Fortunately, we don’t have to look far to see what this adapted copyright law might look like: the UK has already introduced it. Section 9(3) of the Copyright, Designs and Patents Act 1988 (UK) states that in the case of a work that that is computer-generated, the author, for copyright purposes, 'shall be taken to be the person by whom the arrangements necessary for the creation of the work are undertaken' (emphasis added).
This means that, in the UK, if you are a human working with AI, and you put in original prompts, choose the scope of your work, and make edits to various drafts along the way, you will be taken to be the author of the final AI output for copyright purposes – subject of course to the terms and conditions of the LLM you happen to be using; for example ChatGPT does generally allow users to own the outputs that result from their prompts.
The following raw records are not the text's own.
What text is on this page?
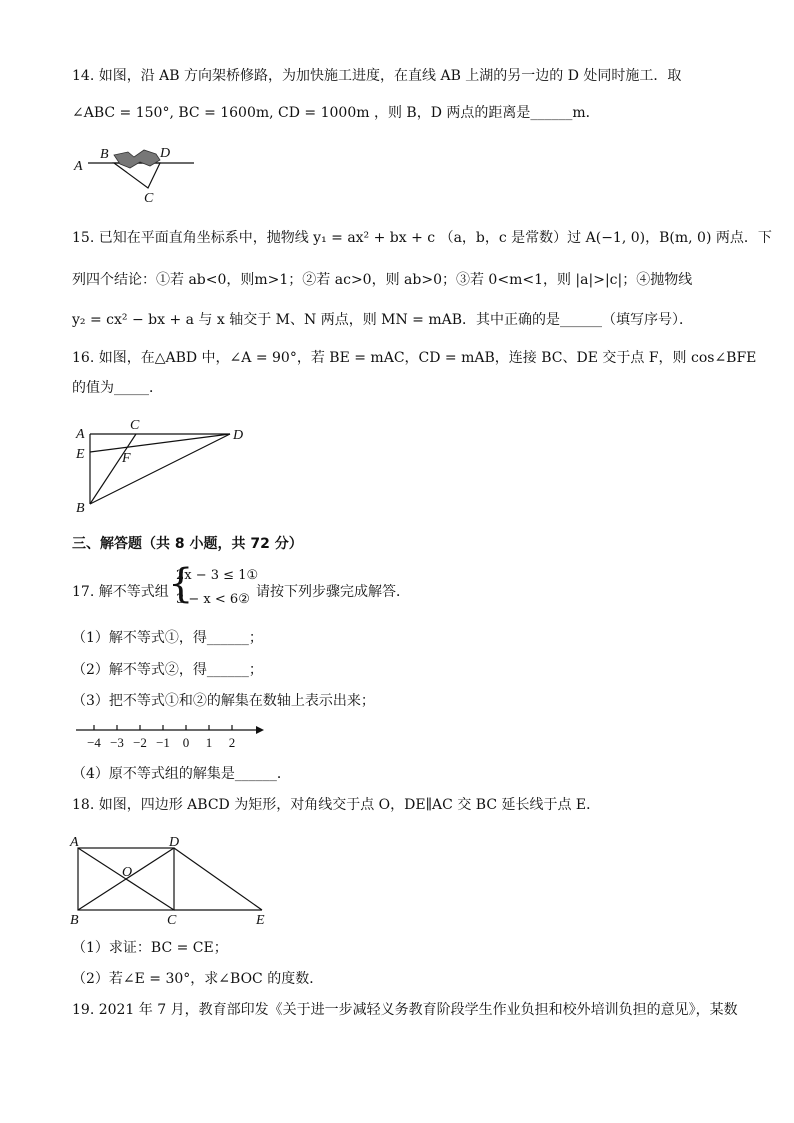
14. 如图，沿 AB 方向架桥修路，为加快施工进度，在直线 AB 上湖的另一边的 D 处同时施工．取
∠ABC = 150°, BC = 1600m, CD = 1000m ，则 B，D 两点的距离是______m．
A
B	D
C
15. 已知在平面直角坐标系中，抛物线 y₁ = ax² + bx + c （a，b，c 是常数）过 A(−1, 0)，B(m, 0) 两点．下
列四个结论：①若 ab<0，则m>1；②若 ac>0，则 ab>0；③若 0<m<1，则 |a|>|c|；④抛物线
y₂ = cx² − bx + a 与 x 轴交于 M、N 两点，则 MN = mAB．其中正确的是______（填写序号）．
16. 如图，在△ABD 中，∠A = 90°，若 BE = mAC，CD = mAB，连接 BC、DE 交于点 F，则 cos∠BFE
的值为_____．
A
C
D
E	F
B
三、解答题（共 8 小题，共 72 分）
17. 解不等式组 {
2x − 3 ≤ 1①
3 − x < 6② 请按下列步骤完成解答．
（1）解不等式①，得______；
（2）解不等式②，得______；
（3）把不等式①和②的解集在数轴上表示出来；
−4 −3 −2 −1 0 1 2
（4）原不等式组的解集是______．
18. 如图，四边形 ABCD 为矩形，对角线交于点 O，DE∥AC 交 BC 延长线于点 E．
A	D
O
B	C	E
（1）求证：BC = CE；
（2）若∠E = 30°，求∠BOC 的度数．
19. 2021 年 7 月，教育部印发《关于进一步减轻义务教育阶段学生作业负担和校外培训负担的意见》，某数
What would this mean for the authors of the papers to be presented at Agents4Science? It would make a world of difference. It would mean that the investment of time, effort, and original thought which goes in to creating each AI generated scientific paper would be rewarded with ownership, and all of the protections that this entails. Absent this, and these carefully curated works will become faceless, cogs in the machine, and the sparks of human ingenuity and originality inherent in the creation of each such work will go unrecognised.
Currently, contributors to Agents4Science will not mind this: the conference is an experiment, and there is a value always in being involved in something new. But this will pass. Scientists will soon find, as musicians and artists and writers have already found, that without proper recognition of the distinctly human vision inherent in the architecture of their works, they will be left high and dry. The AI tide will move on without them, leaving 'all the voyage of their life bound in shallows and in miseries'."